What more is there to tell? All are left happy. The years go round, and as yet no sorrow falls. The young Squire, as Frank Denison is now called, is in Parliament, so that he and his wife are much in London during the earlier portion of the year. Mr. Denison travels often from Nunham Priors to stay at Heron Dyke, where his pleasantest days are passed. When Ella's baby came, he was a little grumpy in his comical way at its being a girl, instead of the boy he had expected: though he acknowledges that it is not impossible the boy may put in an appearance later.
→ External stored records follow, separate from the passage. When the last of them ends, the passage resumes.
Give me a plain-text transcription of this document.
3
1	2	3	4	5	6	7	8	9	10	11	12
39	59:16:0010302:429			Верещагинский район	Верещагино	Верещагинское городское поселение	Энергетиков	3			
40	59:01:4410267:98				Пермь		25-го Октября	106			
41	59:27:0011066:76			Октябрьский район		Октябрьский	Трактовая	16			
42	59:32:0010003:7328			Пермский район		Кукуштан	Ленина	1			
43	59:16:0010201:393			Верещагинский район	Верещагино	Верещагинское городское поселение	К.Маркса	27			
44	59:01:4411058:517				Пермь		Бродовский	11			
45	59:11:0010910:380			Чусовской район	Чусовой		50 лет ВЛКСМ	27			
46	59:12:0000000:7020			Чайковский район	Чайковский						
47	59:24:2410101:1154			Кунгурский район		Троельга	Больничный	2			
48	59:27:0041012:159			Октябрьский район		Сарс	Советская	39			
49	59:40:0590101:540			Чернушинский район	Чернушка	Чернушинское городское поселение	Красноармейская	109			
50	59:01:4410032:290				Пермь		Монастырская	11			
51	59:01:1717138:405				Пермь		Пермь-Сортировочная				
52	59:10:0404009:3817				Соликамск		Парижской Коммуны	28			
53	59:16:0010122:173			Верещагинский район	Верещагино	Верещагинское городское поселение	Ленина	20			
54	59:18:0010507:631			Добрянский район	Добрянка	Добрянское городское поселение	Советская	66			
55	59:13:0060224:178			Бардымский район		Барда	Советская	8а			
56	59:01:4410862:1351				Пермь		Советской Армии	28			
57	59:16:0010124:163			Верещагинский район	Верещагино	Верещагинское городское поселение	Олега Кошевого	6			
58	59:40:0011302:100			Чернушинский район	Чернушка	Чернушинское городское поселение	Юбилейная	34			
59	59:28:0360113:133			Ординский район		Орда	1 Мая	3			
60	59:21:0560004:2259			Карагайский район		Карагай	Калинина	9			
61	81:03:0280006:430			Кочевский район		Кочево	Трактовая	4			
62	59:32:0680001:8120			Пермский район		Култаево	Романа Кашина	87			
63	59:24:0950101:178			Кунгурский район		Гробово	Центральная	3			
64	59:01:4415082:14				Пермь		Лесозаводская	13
Much unity, friendship, and intimacy exist between Ella and her husband and the Cleeves. Philip is so steady as to justify his mother's never-changed fond opinion of him; his talents for business and his application to it surprise even Mr. Tiplady: while his laugh is as genial and his manners are sunny and pleasant as ever. Little Freddy Bootle often runs down to see them, and is ever a welcome guest at the Hall. Mrs. Carlyon comes sometimes, and the baby bears her name, Gertrude.
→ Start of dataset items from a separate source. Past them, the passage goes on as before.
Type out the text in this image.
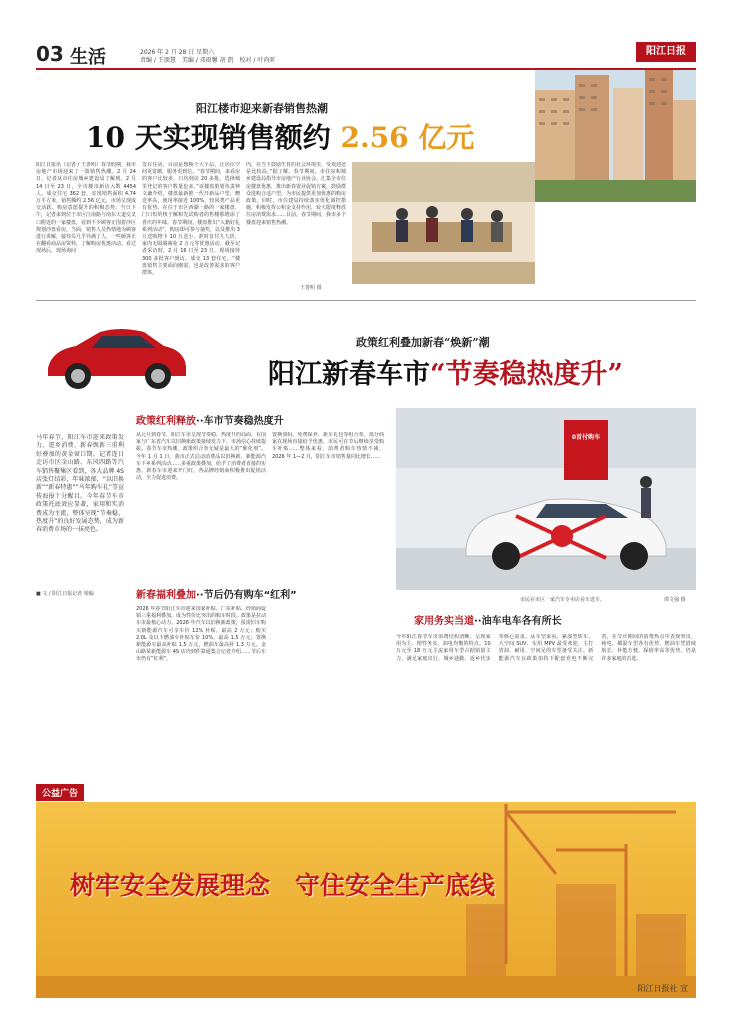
03 生活	2026 年 2 月 28 日 星期六
责编 / 王颂慧　美编 / 邓雨馨 胡 凯　校对 / 叶尚昕
阳江日报
阳江楼市迎来新春销售热潮
10 天实现销售额约 2.56 亿元
阳江日报讯（记者 / 王善明）春节假期，我市房地产市场迎来了一波销售热潮。2 月 24 日，记者从市住房城乡建设局了解到，2 月 14 日至 23 日，全市楼市新访入数 4454 人，成交住宅 362 套，实现销售面积 4.74 万平方米，销售额约 2.56 亿元，市场呈现成交活跃、购房意愿提升的积极态势。当日下午，记者来到位于市区江南路与南东大道交叉口附近的一家楼盘，看到不少顾客正围着沙区规划沙盘看房。当面，销售人员热情地为顾客进行讲解，接待员几乎异满了人，一些顾客正在翻看商品房资料，了解购房优惠活动。看过现场后，现场询问
签有住房，目前是想换个大平层，让居住空间更宽敞，服务更到位。“春节期间，来看房的客户比较多，日均到访 20 多批。选择城里登记的客户数量也多。”该楼盘策划负责钟文谦介绍，楼盘最新推一代开新品户型，赠送率高，使用率接近 100%，较同类产品更有优势。在位于市区西湖一路的一家楼盘，门口短的核于解和先试购者的售楼那增添了喜庆的年味。春节期间，楼盘推出“入籍好礼系列活动”，购房即可参与抽奖，以及推出 3 万送购物卡 10 万送小，准时首付九九折，家内无隔墙减免 2 万元等优惠活动。截至记者采访时，2 月 16 日至 23 日，现场接待 300 多批客户到访，成交 13 套住宅。“楼盘销售主要面向刚需，也是改善需求的客户群体。
内，在当下鼓励生育的社会环境里，受欢迎还是比较高。”据了解，春节期间，市住房和城乡建设局指导市房地产行业协会、汇集全市住房楼盘优惠，推出新春置业促销方案，鼓励群众选购合适户型，为市民提供更加优惠的购房政策。同时，市住建局持续落实优化调控措施，积极发挥公积金支持作用，较大限度释放住房消费需求……目前，春节期间，我市多个楼盘迎来销售热潮。
王善明 摄
政策红利叠加新春“焕新”潮
阳江新春车市“节奏稳热度升”
马年春节，阳江车市迎来政策发力、逛乡消费、新春焕新三重利好叠加的黄金窗口期。记者连日走访市区金山路、东风四路等汽车销售聚集区看到，各大品牌 4S 店张灯结彩、年味浓郁，“以旧换新”“新春特惠”“马年购车礼”等宣传海报十分醒目。今年春节车市政策托底效应显著，家用和实消费成为主流，整体呈现“节奏稳、热度升”的良好发展态势，成为新春消费市场的一抹亮色。
■ 文 / 阳江日报记者 梁翰
政策红利释放··车市节奏稳热度升
从元旦到春节，阳江车市呈现节奏稳、热度升的局面。在国家与广东省汽车以旧换新政策接续发力下，市场信心持续提振。春节车市热潮，政策组合拳无疑是最大的“催化剂”。今年 1 月 1 日，我市正式启动消费品以旧换新、新能源汽车下乡系列活动……多重政策叠加，给予了消费者直接的实惠。新春车市迎来开门红，各品牌经销商积极推出促销活动，全力促进消费。
置换加码，免费保养、新车礼包等组合拳。部分商家在现场直接给予优惠，市民可在节后继续享受购车补贴……整体来看，消费者购车热情不减，2026 年 1—2 月，阳江车市销售量同比增长……
0首付购车
市民在市区一家汽车专卖店看车选车。	谭文强 摄
新春福利叠加··节后仍有购车“红利”
2026 年春节阳江车市迎来国家补贴、广东补贴、经销商促销三重福利叠加，成为性价比突出的购车时段。政策是拉动车市最核心动力。2026 年汽车以旧换新政策，报废旧车购买新能源汽车可享车价 12% 补贴，最高 2 万元；购买 2.0L 及以下燃油车补贴车价 10%，最高 1.5 万元；置换新能源车最高补贴 1.5 万元，燃油车最高补 1.3 万元。金山路某新能源车 4S 店内到件算通集合记者介绍……节后车市仍有“红利”。
家用务实当道··油车电车各有所长
今年阳江春节车市消费结构清晰，呈现家用为主、理性务实、油电均衡的特点。10 万元至 18 万元主流家用车型占据销量主力，满足家庭出行、城乡通勤、返乡代步等核心需求。从车型来看，紧凑型轿车、大空间 SUV、实用 MPV 最受欢迎，主打省油、耐用、空间足的车型备受关注。新能源汽车在政策加持下配套充电不断完善，在节庆期间的消费热点中表现突出，纯电、插混车型各有优势。燃油车凭借续航长、补能方便、保值率高等优势，仍是许多家庭的首选。
公益广告
树牢安全发展理念　守住安全生产底线
阳江日报社 宣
Even old Aaron is tolerably happy--for he can grumble to his heart's content. He could not cease from doing that. Partly at Dorothy, though she does not mind it, partly at his friends in general. He is a great man of an evening in the sanded parlour of the Leaning Gate, or the Fisherman's Arms. A special chair is placed for him, and he, between the intervals of growling at the world, tells anecdotes of forty years ago to the deferential company smoking around.
Mrs. Keen, active as of yore, is assisted in her duties by Susan. Time has laid its healing hand upon their sorrows. Poor Susan will never be quite bright, and that half-dazed look is sometimes to be seen on her face still; but no sweeter-tempered or more gentle girl is to be met anywhere; and now that the mystery of her sister's fate no longer weighs upon her brain, there is a sort of peacefulness and soft serenity about her which are very attractive. Her greatest treat is to go up to the Hall and see the baby, little Gertrude; and the nurses avow that that youthful tyrant is never so much on her good behaviour as when allowed to rest for a few minutes in Susan's loving arms. But as soon as ever daylight begins to die in the woods round Heron Dyke, when the long corridors of the old house grow dim and the wide staircases become the homes of shadow and mystery, then does Susan resolutely set her face homeward. She who used to haunt the Hall after nightfall, when trying to find the ill-fated Katherine, will not go near it except in broadest daylight.